Monday, September 06, 2010

Peacemaker


For the 43rd time in my life diplomats are trying to bring peace between the Jews and Arabs. They always fail. I usually don't get involved in lost causes but I figured, WTF, I'll offer my own peace plan.

I call it the D9 Peacemaker.
The armored 108,000 pound Cat D9, nicknamed Duby (Bear) by the IDF, delivers 410 flywheel HP to push it's massive 18 square yard Blade of Peace. As the Duby creates and clears rubble, it creates a Zone of Peace where only the stupidest Rachel Corrie or Abu al-Roadkill will attempt to wage war.

Since arab women can't bear and raise children in a field of basketball sized rubble, they will uulate away to better conditions. Thus the arab men, otherwise known as Hamas and the PLO, won't have anyone to hide behind and they too, will flee into the desert from whence they came. The imbeciles that stay behind can be pacified with the 50 caliber Barrett Paradise Ticket.


In my peace plan, the IDF gives the arabs 24 hours notice that they will bulldoze the arab camps then line up the D9 Peacemakers. After 24 hours the IDF bulldozes the arab camps, with or without optional arabs in them (natural selection is in play here, those who fail to flee are not naturally selected and don't get to pass their genes on to the future). The now homeless arabs are escorted to the deserts of Egypt, Jordan, Syria, Lebanon from whence they came (optionally the Mediterranean for the Phoenicians among them). Then the fences go up and peace breaks out in the Israeli neighborhood. Life is good.
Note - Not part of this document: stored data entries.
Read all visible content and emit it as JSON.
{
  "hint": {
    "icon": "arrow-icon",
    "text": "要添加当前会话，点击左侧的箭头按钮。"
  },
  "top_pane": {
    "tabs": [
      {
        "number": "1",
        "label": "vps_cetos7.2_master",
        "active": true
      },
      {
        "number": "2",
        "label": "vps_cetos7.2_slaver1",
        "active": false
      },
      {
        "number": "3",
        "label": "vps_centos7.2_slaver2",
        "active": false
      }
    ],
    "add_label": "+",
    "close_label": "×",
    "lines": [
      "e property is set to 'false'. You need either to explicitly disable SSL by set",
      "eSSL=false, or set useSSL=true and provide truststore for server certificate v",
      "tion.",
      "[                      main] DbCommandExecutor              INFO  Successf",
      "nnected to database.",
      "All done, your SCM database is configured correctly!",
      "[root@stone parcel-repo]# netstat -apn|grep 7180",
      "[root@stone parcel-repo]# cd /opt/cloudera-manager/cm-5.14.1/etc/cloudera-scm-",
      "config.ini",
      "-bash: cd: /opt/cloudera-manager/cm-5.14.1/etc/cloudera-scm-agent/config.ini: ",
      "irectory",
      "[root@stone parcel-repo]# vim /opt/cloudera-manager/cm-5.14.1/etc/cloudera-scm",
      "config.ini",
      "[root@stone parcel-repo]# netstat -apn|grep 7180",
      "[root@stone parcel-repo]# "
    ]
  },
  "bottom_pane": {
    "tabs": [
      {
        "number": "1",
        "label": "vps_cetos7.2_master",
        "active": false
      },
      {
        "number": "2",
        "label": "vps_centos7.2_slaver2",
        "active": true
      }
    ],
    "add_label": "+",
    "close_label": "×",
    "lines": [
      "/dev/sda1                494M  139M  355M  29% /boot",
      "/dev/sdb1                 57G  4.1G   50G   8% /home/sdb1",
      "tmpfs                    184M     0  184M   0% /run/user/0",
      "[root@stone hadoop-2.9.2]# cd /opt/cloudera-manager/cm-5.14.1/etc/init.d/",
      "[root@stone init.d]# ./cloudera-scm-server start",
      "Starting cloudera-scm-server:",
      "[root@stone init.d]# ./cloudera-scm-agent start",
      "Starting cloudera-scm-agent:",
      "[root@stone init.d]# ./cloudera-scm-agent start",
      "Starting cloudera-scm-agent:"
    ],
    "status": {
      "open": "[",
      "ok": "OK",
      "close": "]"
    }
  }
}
After the arabs of Egypt, Jordan, Syria and Lebanon are reunited with their arab brothers, they can either live in peace with Israel or find a modern Saladin to fight Israel to the death. I think we already know how THAT would turn out.

I believe that my D9 Peacemaker plan has legs. If you like my plan then call the US State Department, write your UN representative or call CNN. Leave me out of it, I'm just a dreamer.